O Fórum Permanente de Estudos Clássicos, Direito e História da Escola da Magistratura do Estado do Rio de Janeiro (EMERJ), o Tribunal de Justiça do Rio de Janeiro (TJRJ) e o Centro Cultural do Poder Judiciário do Estado do Rio de Janeiro (CCPJ-RJ) realizaram, nesta segunda-feira (25), o programa LiterarIUS, que teve como tema Roma Imperial: De Justino a Juliano: Um Diálogo com a Sociedade Civil.
O evento aconteceu no auditório da Mútua dos Magistrados.

Debatedor
Para o debate, o evento recebeu o presidente do Fórum Permanente de Estudos Clássicos, Direito e História, doutor em História pela Universidade Federal do Rio de Janeiro (UFRJ) e em Direito pela Universidade Veiga de Almeida (UVA), desembargador Carlos Gustavo Direito, que declarou: “Esse início do cristianismo é extremamente importante para a garantia da dignidade do ser humano. Independentemente de ser cristão ou não, todo ser humano deve ser julgado como igual. O que não se justifica, hoje, é uma postura apologética no mundo moderno, porque não há perseguição aos cristãos nos moldes daquele período. O que vemos, muitas vezes, especialmente nos debates virtuais, são pessoas assumindo posições radicalizadas e entrando em disputas de radicalismo.
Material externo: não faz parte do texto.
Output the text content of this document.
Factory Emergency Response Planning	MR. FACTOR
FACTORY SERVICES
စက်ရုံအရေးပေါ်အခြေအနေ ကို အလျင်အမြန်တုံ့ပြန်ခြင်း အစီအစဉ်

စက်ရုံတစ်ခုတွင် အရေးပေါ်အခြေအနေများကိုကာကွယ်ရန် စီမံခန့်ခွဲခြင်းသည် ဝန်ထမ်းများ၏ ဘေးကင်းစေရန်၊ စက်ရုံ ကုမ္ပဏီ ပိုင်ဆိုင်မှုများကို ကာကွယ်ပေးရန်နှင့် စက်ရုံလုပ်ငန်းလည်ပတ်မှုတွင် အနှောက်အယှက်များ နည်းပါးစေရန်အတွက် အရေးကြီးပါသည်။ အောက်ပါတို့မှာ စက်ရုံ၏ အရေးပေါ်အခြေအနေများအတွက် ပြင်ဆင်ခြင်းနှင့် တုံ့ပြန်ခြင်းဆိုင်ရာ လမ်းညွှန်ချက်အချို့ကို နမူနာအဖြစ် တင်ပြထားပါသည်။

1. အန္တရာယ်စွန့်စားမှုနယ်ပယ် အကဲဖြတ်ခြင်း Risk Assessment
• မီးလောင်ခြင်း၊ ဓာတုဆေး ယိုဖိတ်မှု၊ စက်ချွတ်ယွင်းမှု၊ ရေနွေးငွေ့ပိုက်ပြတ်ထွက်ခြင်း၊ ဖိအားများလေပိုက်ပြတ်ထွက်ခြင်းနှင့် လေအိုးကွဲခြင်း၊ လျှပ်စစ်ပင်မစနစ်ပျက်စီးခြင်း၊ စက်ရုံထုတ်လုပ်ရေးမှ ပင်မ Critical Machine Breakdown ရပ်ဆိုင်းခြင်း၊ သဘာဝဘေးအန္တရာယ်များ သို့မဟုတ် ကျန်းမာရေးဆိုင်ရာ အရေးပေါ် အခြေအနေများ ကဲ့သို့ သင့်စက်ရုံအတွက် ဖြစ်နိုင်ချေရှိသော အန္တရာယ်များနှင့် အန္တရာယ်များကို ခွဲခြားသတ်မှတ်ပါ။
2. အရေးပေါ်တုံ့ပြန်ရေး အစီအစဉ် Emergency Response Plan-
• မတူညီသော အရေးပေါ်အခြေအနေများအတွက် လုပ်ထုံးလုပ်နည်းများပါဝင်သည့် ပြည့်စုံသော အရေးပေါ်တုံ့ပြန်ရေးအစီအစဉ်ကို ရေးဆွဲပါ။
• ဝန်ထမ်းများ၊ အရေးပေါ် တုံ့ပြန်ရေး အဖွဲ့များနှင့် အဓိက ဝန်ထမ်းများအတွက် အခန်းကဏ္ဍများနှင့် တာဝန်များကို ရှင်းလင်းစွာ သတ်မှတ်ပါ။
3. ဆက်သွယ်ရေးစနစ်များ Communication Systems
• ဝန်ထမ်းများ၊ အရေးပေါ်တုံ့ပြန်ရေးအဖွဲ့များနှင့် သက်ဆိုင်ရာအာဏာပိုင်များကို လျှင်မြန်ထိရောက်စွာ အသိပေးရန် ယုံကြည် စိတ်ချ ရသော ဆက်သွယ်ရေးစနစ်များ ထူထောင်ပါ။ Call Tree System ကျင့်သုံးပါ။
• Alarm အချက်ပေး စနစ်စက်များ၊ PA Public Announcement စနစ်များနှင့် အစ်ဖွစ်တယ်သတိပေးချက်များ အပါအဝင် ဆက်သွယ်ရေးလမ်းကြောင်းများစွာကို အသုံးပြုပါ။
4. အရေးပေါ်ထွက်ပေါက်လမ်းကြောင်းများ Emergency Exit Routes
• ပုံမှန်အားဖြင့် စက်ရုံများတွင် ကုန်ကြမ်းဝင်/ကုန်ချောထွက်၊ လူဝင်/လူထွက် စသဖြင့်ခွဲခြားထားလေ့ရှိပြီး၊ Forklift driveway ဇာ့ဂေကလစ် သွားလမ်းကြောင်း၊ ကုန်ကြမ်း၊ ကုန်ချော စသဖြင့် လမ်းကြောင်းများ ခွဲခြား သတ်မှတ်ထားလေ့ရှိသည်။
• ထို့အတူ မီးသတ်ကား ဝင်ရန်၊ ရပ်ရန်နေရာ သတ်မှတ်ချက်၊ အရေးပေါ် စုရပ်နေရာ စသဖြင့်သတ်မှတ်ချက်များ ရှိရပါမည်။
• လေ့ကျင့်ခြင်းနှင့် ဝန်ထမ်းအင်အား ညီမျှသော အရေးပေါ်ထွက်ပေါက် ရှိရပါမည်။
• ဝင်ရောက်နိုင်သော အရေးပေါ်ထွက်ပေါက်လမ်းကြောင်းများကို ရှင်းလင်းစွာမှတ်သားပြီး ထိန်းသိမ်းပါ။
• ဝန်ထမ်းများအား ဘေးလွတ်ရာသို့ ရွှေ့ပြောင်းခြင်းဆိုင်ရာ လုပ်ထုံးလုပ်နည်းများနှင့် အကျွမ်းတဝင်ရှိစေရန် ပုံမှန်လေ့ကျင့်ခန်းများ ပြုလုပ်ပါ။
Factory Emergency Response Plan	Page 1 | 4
Quando voltamos às fontes originárias, entendemos por que a apologética era necessária naquele momento e qual foi a sua importância, inclusive na defesa da própria condição humana. Isso não justifica, porém, a reprodução dessa lógica nos tempos atuais.”

Palestrantes
O professor de Patrologia e Cristologia no Departamento de Teologia da Pontifícia Universidade Católica do Rio de Janeiro (PUC-Rio) e doutor em Ciência e Teologia Patrística pelo Institutum Patristicum Augustinianum, padre André Luiz Rodrigues da Silva, palestrou sobre o tema: “A liderança cristã percebeu que a chegada de Justino à comunidade e sua inserção no processo de promoção da educação da fé enriqueciam e amadureciam a demonstração da doutrina cristã, muito mais do que a colocavam em risco. Justino, ainda pagão, sabia onde os cristãos se reuniam em Roma e buscou acolhimento dentro daquela comunidade. Não havia, naquele contexto, um princípio de clandestinidade ou bloqueio entre cristianismo e paganismo; pelo contrário, havia diálogo e promoção mútua. O aprimoramento dos ministérios eclesiásticos passa também por uma liderança não clerical. Justino é considerado o principal autor leigo do cristianismo antigo, responsável por uma obra vasta e impactante. Além de colaborar para a criação da primeira escola filosófica cristã em Roma, possivelmente também em Éfeso, escreveu textos que chegaram até nós, como as Apologias e o Diálogo com Trifão. Há uma forte hipótese de que as duas apologias compunham originalmente uma única obra, posteriormente dividida em dois manuscritos distintos. Juntas, elas revelam uma estrutura rígida e comum, conhecida pela retórica pagã nos tribunais de apelação apologética, o que reforça sua autenticidade e importância para além dos muros da comunidade cristã.”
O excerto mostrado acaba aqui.